Erectile Dysfunction FAQs (cont.)
Stephen W Leslie, MD, FACS
Bradley Fields Schwartz, DO, FACS
Francisco Talavera, PharmD, PhD
Martin I Resnick, MD
IN THIS ARTICLE
What if I feel embarrassed to talk about this?
This is a delicate topic, and your doctor should be sensitive and caring to make you comfortable about sharing these intimate details of your private life. Schedule enough time with your doctor to conduct a full interview and physical examination. The first step in the medical management of erectile dysfunction is taking a thorough sexual, medical, and psychosocial history.
A physical examination is necessary.
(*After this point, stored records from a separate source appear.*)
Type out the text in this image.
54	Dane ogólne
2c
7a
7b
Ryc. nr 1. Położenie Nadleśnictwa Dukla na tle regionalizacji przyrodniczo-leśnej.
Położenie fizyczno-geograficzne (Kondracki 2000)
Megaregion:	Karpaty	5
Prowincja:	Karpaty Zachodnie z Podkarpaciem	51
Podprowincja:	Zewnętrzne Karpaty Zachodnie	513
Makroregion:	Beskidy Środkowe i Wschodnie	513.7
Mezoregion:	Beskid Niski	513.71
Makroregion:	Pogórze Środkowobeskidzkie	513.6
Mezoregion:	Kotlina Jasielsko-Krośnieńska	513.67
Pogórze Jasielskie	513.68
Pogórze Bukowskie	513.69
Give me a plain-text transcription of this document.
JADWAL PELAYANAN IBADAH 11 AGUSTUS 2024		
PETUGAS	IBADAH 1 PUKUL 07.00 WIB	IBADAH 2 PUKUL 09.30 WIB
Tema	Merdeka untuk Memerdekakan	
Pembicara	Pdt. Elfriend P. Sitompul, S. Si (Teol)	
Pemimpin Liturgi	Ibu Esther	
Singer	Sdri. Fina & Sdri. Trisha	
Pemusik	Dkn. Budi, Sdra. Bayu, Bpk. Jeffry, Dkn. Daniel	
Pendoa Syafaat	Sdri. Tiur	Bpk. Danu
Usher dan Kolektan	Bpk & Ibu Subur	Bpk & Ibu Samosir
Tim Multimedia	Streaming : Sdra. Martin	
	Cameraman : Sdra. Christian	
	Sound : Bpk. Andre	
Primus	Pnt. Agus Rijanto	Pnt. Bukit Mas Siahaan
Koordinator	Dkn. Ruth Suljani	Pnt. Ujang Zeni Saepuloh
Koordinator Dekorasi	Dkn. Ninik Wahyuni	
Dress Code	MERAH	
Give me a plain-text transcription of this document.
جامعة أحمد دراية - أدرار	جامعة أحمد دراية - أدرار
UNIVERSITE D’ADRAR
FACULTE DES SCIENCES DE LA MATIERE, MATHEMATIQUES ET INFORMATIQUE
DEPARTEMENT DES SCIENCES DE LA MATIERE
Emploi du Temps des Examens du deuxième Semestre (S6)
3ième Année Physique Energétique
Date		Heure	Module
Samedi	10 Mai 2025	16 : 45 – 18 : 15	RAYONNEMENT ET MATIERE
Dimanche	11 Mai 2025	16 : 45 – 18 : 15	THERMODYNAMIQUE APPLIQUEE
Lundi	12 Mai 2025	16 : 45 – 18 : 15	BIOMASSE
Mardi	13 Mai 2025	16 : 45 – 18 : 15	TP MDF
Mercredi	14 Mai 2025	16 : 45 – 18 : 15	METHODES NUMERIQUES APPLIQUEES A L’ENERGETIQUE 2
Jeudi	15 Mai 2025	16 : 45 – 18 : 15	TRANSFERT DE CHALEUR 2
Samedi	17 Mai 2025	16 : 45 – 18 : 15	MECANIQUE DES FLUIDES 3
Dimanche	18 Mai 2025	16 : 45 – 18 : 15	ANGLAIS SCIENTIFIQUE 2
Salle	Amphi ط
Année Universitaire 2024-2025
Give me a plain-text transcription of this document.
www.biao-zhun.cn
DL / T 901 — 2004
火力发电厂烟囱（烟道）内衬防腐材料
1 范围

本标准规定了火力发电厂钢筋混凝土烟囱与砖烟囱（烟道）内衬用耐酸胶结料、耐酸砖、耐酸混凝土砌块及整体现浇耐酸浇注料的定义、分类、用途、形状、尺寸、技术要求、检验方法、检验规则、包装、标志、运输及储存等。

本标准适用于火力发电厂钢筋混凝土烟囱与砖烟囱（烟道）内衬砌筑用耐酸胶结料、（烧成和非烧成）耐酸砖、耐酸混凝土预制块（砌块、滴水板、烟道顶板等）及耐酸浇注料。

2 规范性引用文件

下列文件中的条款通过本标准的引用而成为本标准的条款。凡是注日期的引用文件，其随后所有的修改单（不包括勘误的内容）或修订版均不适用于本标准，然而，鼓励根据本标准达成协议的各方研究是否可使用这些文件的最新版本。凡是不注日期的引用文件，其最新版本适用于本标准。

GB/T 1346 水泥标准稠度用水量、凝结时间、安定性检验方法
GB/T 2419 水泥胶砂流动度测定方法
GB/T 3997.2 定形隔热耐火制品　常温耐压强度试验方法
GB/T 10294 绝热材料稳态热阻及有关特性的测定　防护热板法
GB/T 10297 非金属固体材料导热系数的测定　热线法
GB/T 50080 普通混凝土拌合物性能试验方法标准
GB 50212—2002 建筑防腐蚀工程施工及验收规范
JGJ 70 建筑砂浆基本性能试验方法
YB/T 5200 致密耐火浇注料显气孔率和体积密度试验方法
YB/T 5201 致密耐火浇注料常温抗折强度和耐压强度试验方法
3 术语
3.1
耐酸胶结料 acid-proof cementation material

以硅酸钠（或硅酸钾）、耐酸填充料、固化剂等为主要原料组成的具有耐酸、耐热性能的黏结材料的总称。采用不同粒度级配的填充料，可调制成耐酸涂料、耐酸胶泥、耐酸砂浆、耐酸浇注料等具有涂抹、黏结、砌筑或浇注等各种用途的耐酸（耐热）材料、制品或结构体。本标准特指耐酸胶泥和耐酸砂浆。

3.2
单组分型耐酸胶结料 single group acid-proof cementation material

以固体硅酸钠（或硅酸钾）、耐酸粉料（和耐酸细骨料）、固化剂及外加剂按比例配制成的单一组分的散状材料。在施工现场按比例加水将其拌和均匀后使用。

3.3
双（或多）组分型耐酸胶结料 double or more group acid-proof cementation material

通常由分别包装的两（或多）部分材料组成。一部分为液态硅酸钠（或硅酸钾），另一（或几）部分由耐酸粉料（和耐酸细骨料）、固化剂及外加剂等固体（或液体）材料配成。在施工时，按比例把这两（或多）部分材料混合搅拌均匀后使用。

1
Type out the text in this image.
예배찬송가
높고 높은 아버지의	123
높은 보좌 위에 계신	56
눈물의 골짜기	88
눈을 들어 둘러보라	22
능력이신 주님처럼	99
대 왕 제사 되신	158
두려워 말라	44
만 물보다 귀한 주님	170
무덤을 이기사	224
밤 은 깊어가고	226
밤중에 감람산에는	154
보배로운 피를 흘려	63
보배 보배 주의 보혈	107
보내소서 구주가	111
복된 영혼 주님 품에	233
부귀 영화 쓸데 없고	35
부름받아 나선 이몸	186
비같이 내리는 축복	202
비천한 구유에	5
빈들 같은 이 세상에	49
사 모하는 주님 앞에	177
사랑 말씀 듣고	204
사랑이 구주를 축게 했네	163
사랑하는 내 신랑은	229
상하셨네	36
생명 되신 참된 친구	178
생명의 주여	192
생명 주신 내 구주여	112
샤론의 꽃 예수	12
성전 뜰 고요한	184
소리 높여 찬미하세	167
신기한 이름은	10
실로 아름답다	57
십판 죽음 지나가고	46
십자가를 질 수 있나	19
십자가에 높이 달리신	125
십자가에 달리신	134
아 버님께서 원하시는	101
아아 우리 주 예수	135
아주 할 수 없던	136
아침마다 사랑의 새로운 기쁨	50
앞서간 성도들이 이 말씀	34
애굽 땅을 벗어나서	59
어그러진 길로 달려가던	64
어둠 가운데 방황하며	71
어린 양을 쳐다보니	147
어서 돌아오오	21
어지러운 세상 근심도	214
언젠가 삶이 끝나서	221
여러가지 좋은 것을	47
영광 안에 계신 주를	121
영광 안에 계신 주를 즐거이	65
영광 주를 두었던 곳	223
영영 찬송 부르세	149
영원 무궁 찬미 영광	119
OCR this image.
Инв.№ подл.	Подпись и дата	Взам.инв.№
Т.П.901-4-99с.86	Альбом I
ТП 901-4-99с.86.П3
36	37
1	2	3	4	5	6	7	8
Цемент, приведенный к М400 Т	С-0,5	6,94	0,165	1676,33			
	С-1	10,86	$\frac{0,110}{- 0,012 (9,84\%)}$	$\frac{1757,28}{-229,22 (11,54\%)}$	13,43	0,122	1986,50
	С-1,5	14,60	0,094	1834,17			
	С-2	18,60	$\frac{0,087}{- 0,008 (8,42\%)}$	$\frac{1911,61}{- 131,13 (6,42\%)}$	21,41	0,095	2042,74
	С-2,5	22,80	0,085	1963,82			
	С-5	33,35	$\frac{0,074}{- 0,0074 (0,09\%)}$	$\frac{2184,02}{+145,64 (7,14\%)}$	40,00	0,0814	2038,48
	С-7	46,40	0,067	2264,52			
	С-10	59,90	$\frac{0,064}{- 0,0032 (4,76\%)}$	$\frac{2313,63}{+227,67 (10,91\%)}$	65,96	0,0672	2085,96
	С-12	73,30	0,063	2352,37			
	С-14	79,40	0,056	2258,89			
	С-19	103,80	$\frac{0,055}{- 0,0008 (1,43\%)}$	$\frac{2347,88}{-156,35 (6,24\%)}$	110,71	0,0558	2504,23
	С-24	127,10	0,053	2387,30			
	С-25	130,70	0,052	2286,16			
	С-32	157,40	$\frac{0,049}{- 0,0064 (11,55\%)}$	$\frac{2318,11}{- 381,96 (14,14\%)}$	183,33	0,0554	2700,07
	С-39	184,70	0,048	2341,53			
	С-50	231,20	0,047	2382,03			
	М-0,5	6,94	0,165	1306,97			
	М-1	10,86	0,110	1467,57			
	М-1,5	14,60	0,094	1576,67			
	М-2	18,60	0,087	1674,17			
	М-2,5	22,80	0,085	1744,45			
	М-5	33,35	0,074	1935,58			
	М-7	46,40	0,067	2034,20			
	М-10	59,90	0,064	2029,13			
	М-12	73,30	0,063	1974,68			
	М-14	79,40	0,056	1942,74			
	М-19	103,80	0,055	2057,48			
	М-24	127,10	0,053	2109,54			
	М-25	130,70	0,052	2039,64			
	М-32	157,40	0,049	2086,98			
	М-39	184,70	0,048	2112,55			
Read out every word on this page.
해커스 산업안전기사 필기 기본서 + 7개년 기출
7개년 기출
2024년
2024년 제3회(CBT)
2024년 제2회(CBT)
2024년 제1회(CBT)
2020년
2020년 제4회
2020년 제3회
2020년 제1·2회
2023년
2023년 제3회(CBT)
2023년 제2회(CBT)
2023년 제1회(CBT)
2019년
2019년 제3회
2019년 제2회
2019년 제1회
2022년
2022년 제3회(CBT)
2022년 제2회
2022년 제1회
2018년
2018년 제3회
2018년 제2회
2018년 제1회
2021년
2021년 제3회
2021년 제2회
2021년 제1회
The doctor will pay particular attention to the genitals and nervous, vascular, and urinary systems. Your blood pressure will be checked because several studies have demonstrated a connection between high blood pressure and erectile dysfunction.
The physical examination will confirm information you gave the doctor in your medical history and may help reveal unsuspected disorders such as diabetes, vascular disease, penile plaques (scar tissue or firm lumps under the skin of the penis), testicular problems, low male hormone production, injury, or disease to the nerves of the penis and various prostate disorders.
You can achieve a satisfactory erection and sexual health, and working with your doctor or a specialist (urologist) is the best way to get help.